One of the most frequently repeated things in the world of investors would definitely be the saying that precious metals are incredibly safe thing to invest in, and that no matter what you do you should always make sure that some of your investments are tied to precious metals. The actual rule goes, and it is a rule according to some, that you should have at least 10% of your money, or your investment portfolio tied to precious metals like gold, silver, palladium and platinum, while the rest should be invested on other commodities that are available out there.
A lot of people are confused with this number, after all, if precious metals really are such a catch and they are a good thing to invest in, why is that when someone wants you to only invest 10% of your money, instead of for example all of it? Well the answer to this question is a bit more complex, and it requires you to know about some basic relations between precious metals, and its relation to the economy, because believe it or not, everything is connected, everything has effect on everything in today’s economy, the same thing is true for precious metals.
We’re gonna be talking about gold but the same thing that we’re gonna be saying about gold is completely the same for pretty much every other precious metals, not that there are that many of them. Gold investments are a very smart thing to do, primarily because of inflation. Many people thing that investing in gold is a good thing because of profits that they are gonna make, and while that is true, as of recently investing in gold has shown to be the most effective ways of how you can preserve the value of your money.
As majority of you on the east coast probably know, investing money in things like the cars, or houses simply does not guarantee any kind of security of your money. Nature can come in every day and take it’s toll. If you had for example taken the same money which you’ve decided to invest in an additional car or in house extension, you would have ended up with owning gold, for example. Now with gold your money would be more secure than if you had become an owner of a car, but there is a such a thing as owning too much gold also, and it could affect the time it takes for you to make a return on your investment.

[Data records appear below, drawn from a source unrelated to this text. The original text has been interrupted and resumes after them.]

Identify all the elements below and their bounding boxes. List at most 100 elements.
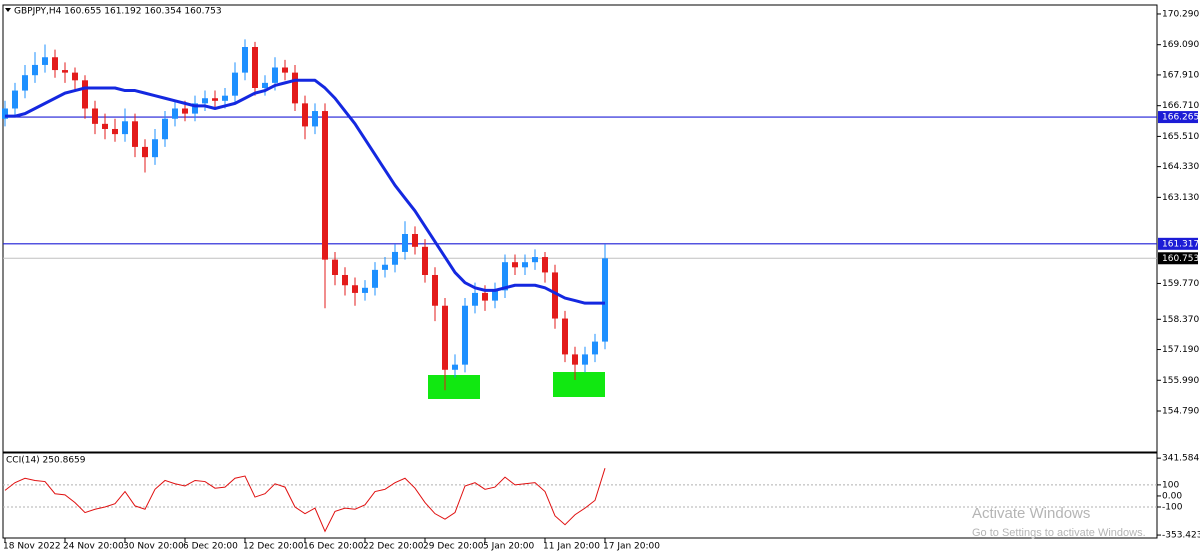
watermark-title: Activate Windows: [972, 505, 1090, 522]
price-label-box: [1158, 252, 1198, 265]
candle-body: [592, 341, 598, 355]
candle-body: [312, 111, 318, 127]
candle-body: [112, 128, 118, 135]
candle-body: [492, 290, 498, 301]
candle-body: [122, 121, 128, 135]
y-tick-label: 154.790: [1162, 407, 1199, 417]
candle-body: [32, 64, 38, 76]
x-tick-label: 5 Jan 20:00: [483, 542, 535, 552]
watermark-subtitle: Go to Settings to activate Windows.: [972, 527, 1146, 539]
candle-body: [302, 103, 308, 127]
candle-body: [232, 72, 238, 96]
cci-line: [4, 468, 606, 533]
level-label-box: [1158, 111, 1198, 124]
level-label: 166.265: [1162, 113, 1199, 123]
candle-body: [352, 285, 358, 293]
candle-body: [182, 108, 188, 114]
candle-body: [512, 262, 518, 268]
candle-body: [102, 123, 108, 129]
y-tick-label: 167.910: [1162, 70, 1199, 80]
candle-body: [442, 305, 448, 370]
candle-body: [412, 234, 418, 247]
candle-body: [392, 251, 398, 265]
candle-body: [52, 57, 58, 71]
y-tick-label: 166.710: [1162, 101, 1199, 111]
candle-body: [602, 258, 608, 342]
candle-body: [362, 287, 368, 293]
candle-body: [162, 118, 168, 140]
candle-body: [382, 264, 388, 270]
candle-body: [522, 262, 528, 268]
y-tick-label: 164.330: [1162, 162, 1199, 172]
candle-body: [192, 103, 198, 114]
candle-body: [342, 274, 348, 286]
candle-body: [322, 111, 328, 260]
moving-average: [5, 78, 605, 305]
x-tick-label: 22 Dec 20:00: [363, 542, 424, 552]
menu-arrow[interactable]: [5, 8, 11, 12]
x-tick-label: 11 Jan 20:00: [543, 542, 600, 552]
chart-title: GBPJPY,H4 160.655 161.192 160.354 160.75…: [14, 7, 222, 17]
candle-body: [92, 108, 98, 124]
x-tick-label: 6 Dec 20:00: [183, 542, 238, 552]
cci-title: CCI(14) 250.8659: [6, 456, 86, 466]
price-label: 160.753: [1162, 254, 1199, 264]
main-frame: [2, 4, 1158, 453]
candle-body: [552, 272, 558, 319]
x-tick-label: 17 Jan 20:00: [603, 542, 660, 552]
candle-body: [502, 262, 508, 291]
candle-body: [172, 108, 178, 119]
level-label-box: [1158, 237, 1198, 250]
y-tick-label: 158.370: [1162, 315, 1199, 325]
candle-body: [482, 292, 488, 301]
y-tick-label: 100: [1162, 480, 1179, 490]
candle-body: [242, 47, 248, 73]
x-tick-label: 12 Dec 20:00: [243, 542, 304, 552]
y-tick-label: 165.510: [1162, 132, 1199, 142]
y-tick-label: 157.190: [1162, 345, 1199, 355]
highlight-box: [553, 372, 605, 397]
x-tick-label: 29 Dec 20:00: [423, 542, 484, 552]
candle-body: [452, 364, 458, 370]
candle-body: [82, 80, 88, 109]
candle-body: [282, 67, 288, 73]
candle-body: [472, 292, 478, 306]
y-tick-label: 163.130: [1162, 193, 1199, 203]
candle-body: [62, 70, 68, 73]
candle-body: [2, 108, 8, 119]
candle-body: [252, 47, 258, 88]
candle-body: [132, 121, 138, 147]
x-tick-label: 30 Nov 20:00: [123, 542, 184, 552]
candle-body: [202, 98, 208, 104]
candle-body: [372, 269, 378, 288]
candle-body: [142, 146, 148, 158]
candle-body: [212, 98, 218, 101]
y-tick-label: -100: [1162, 503, 1183, 513]
candle-body: [12, 90, 18, 109]
candle-body: [422, 246, 428, 275]
level-label: 161.317: [1162, 239, 1199, 249]
y-tick-label: 170.290: [1162, 9, 1199, 19]
y-tick-label: 159.770: [1162, 279, 1199, 289]
candle-body: [462, 305, 468, 365]
y-tick-label: 169.090: [1162, 40, 1199, 50]
y-tick-label: 155.990: [1162, 376, 1199, 386]
x-tick-label: 18 Nov 2022: [3, 542, 61, 552]
candle-body: [272, 67, 278, 83]
candle-body: [72, 72, 78, 81]
candle-body: [22, 75, 28, 91]
candle-body: [542, 257, 548, 273]
candle-body: [262, 82, 268, 88]
candle-body: [42, 57, 48, 65]
candle-body: [572, 354, 578, 365]
candle-body: [292, 72, 298, 104]
candle-body: [432, 274, 438, 306]
candle-body: [332, 259, 338, 275]
candle-body: [402, 234, 408, 252]
y-tick-label: -353.423: [1162, 531, 1200, 541]
candle-body: [532, 257, 538, 263]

For example, take note of the fact that the price of gold has halved significantly a few months ago. It has gone down for over 100$ per troy ounce, and if you had tied all of your money with the investment into gold at that higher price, the one that was right before the drop, well then you would either have to leave that investment to sit there and wait for the gold price to recover, or start selling gold at the lower price and actually start selling at a lower price. Same situation is pretty much now.
Currently the price of gold, and pretty much every other precious metal is high. If you used up your entire investment money into a precious metals, and the price of it goes down right after. You can’t count of any kind of quick money off of the investment. And considering in what kind of world we’re living in, making quick money is a must. That’s why it has been suggested that you only invest with 10% of your money, and that if you are going for more, that you prepare for waiting for a return on your investment a bit longer.

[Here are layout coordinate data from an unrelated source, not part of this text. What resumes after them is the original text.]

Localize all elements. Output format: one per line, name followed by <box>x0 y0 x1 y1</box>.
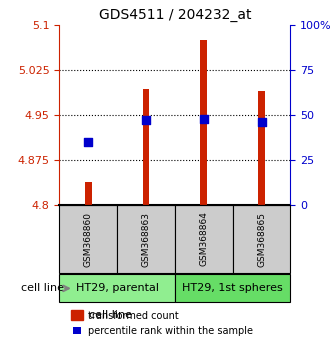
Bar <box>71 310 82 320</box>
Text: cell line: cell line <box>89 310 132 320</box>
Bar <box>200 40 207 205</box>
Bar <box>143 89 149 205</box>
Text: GSM368865: GSM368865 <box>257 212 266 267</box>
FancyBboxPatch shape <box>59 274 175 302</box>
FancyBboxPatch shape <box>59 205 117 273</box>
Point <box>201 116 207 121</box>
FancyBboxPatch shape <box>175 274 290 302</box>
Text: GSM368864: GSM368864 <box>199 212 208 267</box>
Text: GSM368860: GSM368860 <box>84 212 93 267</box>
Legend: transformed count, percentile rank within the sample: transformed count, percentile rank withi… <box>69 307 257 340</box>
Bar <box>85 182 92 205</box>
FancyBboxPatch shape <box>233 205 290 273</box>
Point <box>85 139 91 145</box>
Point <box>259 119 264 125</box>
Text: HT29, 1st spheres: HT29, 1st spheres <box>182 284 283 293</box>
Text: GSM368863: GSM368863 <box>142 212 150 267</box>
Title: GDS4511 / 204232_at: GDS4511 / 204232_at <box>99 8 251 22</box>
Text: cell line: cell line <box>21 284 64 293</box>
Bar <box>258 91 265 205</box>
Point <box>143 118 148 123</box>
FancyBboxPatch shape <box>117 205 175 273</box>
Text: HT29, parental: HT29, parental <box>76 284 159 293</box>
FancyBboxPatch shape <box>175 205 233 273</box>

Fickle prices that precious metals have, it’s the main reason why you can never rely on precious metals for s quick and stable investment, but then again isn’t the same thing true for everything else? Pretty much every stock bears a certain risk, sure you can minimize that risk, but you can never be entirely sure. Same thing is true with gold and other precious metals, only since it’s such an expensive investment, the markets are warning up to be careful, so be extra careful, and if you know what you’re doing, you don’t have to abide the 10% of the investment portfolio rule.